Güncelleme Tarihi:
Sjögren Sendromu genellikle salgı bezlerin tutulduğu kronik otoimmun bir hastalık olduğunu belirten İç Hastalıları Uzmanı Dr. Aysun Özbek, “Tek başına görülebildiği gibi, romatoid artrit, sistemik sklerozis gibi otoimmun hastalıklara da eşlik edebilmektedir. Kadınlarda 9 kat daha sık görülür. Özellikle gözyaşı ve tükürük bezleri tutulur. Dolayısıyla hastalar ağız ve göz kuruluğu şikâyetleri ile başvururlar. Bunun dışında cilt, akciğer, mide ve bağırsak sistemi, santral ve merkezi sinir sistemi, kas iskelet sistemi ve böbrekler de etkilenebilir” dedi.
Salgı yetmezliğine bağlı olarak ortaya çıkıyor
Primer Sjögren Sendromu sık görülen bağışıklık sisteminin yaptığı bir hastalık olduğunu yineleyen Özbek, “Primer SS’daki patogenez diğer otoimmun hastalıklardaki hastalık yapan herhangi bir mikroorganizma modellerine benzemektedir. Genetik olarak duyarlı kişilerde, enfeksiyonlarla özellikle viral enfeksiyonlarla karşılaştığında daha çok salgı bezlerinde, daha az salgı dışı organ/sistemlerde hastalık görülür. Bu durum zamanla kronik bir hale gelir ve bulunduğu yerde hasara yol açarak klinik bulguların doğmasına yol açar. Sjögren Sendromu’nun en sık görülen klinik bulguları salgı bezi ile ilgilidir.
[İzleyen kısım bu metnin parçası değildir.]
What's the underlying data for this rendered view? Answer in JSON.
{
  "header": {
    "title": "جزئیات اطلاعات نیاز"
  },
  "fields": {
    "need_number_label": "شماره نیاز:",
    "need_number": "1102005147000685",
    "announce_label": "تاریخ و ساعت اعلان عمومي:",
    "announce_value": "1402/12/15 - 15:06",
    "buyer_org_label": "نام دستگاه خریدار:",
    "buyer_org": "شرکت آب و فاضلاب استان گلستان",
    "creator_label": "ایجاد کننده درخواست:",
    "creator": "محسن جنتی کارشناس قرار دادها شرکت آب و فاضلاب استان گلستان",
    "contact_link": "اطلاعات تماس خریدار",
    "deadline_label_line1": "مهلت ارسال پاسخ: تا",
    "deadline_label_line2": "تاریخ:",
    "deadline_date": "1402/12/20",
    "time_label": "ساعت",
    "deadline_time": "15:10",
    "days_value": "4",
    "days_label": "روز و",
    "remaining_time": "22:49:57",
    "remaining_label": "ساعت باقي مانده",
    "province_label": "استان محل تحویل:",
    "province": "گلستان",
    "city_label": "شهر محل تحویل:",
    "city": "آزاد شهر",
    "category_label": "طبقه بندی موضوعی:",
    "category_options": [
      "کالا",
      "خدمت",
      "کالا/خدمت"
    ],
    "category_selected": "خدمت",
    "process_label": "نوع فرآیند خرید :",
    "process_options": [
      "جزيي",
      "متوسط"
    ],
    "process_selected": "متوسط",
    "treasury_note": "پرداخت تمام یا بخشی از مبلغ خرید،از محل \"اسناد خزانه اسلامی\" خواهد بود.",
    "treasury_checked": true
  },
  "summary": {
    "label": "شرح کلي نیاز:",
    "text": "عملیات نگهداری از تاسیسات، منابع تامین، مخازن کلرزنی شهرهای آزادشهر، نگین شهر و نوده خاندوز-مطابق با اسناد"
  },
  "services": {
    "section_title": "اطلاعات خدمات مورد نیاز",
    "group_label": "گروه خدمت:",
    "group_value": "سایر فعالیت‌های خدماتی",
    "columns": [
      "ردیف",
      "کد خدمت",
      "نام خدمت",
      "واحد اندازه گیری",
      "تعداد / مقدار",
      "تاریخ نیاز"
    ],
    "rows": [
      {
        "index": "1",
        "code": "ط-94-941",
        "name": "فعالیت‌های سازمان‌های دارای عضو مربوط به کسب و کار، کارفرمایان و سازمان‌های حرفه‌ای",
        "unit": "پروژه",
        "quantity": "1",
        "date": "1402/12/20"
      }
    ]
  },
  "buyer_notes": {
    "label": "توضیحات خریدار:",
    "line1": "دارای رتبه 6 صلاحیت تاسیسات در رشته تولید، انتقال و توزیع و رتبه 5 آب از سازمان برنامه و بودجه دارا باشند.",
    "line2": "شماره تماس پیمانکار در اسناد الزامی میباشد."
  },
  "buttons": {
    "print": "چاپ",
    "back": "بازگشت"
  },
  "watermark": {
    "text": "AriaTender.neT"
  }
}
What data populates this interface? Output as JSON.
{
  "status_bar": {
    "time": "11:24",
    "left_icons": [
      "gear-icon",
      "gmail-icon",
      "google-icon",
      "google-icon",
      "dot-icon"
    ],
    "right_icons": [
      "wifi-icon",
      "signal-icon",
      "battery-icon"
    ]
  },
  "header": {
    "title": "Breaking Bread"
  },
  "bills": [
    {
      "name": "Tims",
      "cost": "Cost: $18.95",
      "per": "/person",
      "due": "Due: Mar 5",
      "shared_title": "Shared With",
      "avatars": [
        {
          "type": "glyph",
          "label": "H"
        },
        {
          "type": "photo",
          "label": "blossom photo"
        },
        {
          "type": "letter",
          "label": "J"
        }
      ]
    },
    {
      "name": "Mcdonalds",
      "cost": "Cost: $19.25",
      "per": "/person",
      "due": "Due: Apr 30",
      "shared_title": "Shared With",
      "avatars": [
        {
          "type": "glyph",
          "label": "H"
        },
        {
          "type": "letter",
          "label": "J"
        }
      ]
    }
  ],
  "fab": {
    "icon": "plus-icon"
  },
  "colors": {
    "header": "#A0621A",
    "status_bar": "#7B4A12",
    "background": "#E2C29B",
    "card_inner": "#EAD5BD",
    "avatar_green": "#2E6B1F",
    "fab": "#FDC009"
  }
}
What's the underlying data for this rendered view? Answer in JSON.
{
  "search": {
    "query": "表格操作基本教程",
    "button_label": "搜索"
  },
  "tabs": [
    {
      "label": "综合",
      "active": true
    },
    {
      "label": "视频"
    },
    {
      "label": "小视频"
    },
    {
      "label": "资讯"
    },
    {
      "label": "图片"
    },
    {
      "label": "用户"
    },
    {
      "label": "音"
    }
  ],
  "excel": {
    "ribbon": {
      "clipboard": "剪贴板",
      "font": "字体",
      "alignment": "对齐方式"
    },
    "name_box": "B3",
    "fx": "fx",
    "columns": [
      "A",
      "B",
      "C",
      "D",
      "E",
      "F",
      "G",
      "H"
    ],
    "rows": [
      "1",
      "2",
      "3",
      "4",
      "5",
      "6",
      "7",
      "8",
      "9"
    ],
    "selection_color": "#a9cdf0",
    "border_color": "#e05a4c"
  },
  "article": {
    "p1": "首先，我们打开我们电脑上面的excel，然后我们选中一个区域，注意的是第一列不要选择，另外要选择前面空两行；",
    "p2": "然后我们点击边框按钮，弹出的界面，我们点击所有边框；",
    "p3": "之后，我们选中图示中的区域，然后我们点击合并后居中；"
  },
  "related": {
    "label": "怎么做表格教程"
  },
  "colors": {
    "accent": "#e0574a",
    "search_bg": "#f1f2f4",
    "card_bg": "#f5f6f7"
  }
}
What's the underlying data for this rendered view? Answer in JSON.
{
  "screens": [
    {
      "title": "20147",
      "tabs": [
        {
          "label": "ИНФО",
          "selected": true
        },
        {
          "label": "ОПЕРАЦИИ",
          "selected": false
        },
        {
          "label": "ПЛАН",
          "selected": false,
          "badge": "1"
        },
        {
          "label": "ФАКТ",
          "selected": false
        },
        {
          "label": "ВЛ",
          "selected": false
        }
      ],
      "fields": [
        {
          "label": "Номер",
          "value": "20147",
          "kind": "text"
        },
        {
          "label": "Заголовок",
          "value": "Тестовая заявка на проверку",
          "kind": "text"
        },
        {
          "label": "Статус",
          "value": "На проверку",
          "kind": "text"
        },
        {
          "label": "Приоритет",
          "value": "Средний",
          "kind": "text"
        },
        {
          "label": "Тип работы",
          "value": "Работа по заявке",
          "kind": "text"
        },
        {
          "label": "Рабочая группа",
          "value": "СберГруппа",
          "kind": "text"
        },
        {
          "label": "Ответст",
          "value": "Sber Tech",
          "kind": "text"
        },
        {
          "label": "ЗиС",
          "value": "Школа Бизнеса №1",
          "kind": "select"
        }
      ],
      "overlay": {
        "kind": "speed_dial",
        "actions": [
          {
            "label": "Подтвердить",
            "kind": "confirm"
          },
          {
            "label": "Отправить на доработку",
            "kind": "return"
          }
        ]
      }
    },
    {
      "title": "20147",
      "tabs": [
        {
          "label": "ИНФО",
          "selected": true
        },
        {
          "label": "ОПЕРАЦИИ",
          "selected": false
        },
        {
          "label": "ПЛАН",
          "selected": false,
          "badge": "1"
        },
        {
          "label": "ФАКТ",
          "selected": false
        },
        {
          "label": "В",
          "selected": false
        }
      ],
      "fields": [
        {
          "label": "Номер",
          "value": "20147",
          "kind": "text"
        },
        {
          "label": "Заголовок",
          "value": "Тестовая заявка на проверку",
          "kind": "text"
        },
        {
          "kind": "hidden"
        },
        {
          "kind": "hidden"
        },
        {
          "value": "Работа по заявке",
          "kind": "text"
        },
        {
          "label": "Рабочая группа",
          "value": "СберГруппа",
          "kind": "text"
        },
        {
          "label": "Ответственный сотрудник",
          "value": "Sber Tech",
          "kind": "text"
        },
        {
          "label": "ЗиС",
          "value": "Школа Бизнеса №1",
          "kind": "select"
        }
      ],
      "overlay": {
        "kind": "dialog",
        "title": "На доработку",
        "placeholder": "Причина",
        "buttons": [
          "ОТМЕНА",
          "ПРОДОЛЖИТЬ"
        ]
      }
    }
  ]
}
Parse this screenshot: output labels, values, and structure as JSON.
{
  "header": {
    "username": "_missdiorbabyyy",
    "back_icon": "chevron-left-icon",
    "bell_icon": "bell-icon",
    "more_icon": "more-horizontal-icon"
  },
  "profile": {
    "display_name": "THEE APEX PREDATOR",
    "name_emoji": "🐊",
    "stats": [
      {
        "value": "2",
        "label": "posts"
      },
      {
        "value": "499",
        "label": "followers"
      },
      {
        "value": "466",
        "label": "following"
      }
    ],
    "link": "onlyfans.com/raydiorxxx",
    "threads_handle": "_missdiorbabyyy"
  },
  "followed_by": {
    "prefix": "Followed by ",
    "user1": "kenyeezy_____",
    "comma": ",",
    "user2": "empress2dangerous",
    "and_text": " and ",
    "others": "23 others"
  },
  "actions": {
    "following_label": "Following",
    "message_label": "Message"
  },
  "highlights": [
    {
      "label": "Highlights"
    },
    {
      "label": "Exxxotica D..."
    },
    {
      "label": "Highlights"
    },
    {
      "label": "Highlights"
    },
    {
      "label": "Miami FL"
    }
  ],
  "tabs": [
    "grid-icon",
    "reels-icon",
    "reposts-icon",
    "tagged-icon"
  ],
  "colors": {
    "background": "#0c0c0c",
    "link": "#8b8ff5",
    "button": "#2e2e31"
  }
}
Salgı yetmezliğine bağlı olarak ortaya çıkan hastalık göz, ağız, burun, cilt ve vajinal lokalizasyonlarda görülür. Salgı bezleri dışında farklı sıklıklarda sistemik bulgular da ortaya çıkabilir. Kas-iskelet sistemi bulguları yüzde 54-84 oranında ortaya çıkar” şeklinde konuştu.
Kuru öksürük görülebilir
Çoğunlukla kas iskelet sistemi tutulumu veya eklem ağrısı şeklinde olduğunu belirten Özbek, “Radyolojik yıkıcı değişiklikler görülmez fakat tutulan eklem aralığında daralmaya yol açabilir. Sjögren Sendromlu hastaların akciğer tutulumu da olabilir. Yüzde 40-50 olguda kuru öksürük görülebilir. Öksürük sebebi çoğunlukla soluk borusudaki (trakea) salgı bezlerinin çalışmamasıdır. Akciğer tutulumlu daha az sıklıkla küçük hava yolu hastalığı, bronşiektazi, bronşiolit, interstisyel akciğer hastalığı veya akciğer zarı tutuluma bağlı olabilir. Tedavisi genel önlemler, tropikal ilaçlar, salgıyı artırmaya yönelik ilaçlar ve temel etkili ilaçlardır. Geleneksel temel etkili ilaçların yetersiz olduğu durumlarda hastalarda biyolojik ajanlar gündeme gelmektedir” diye konuştu.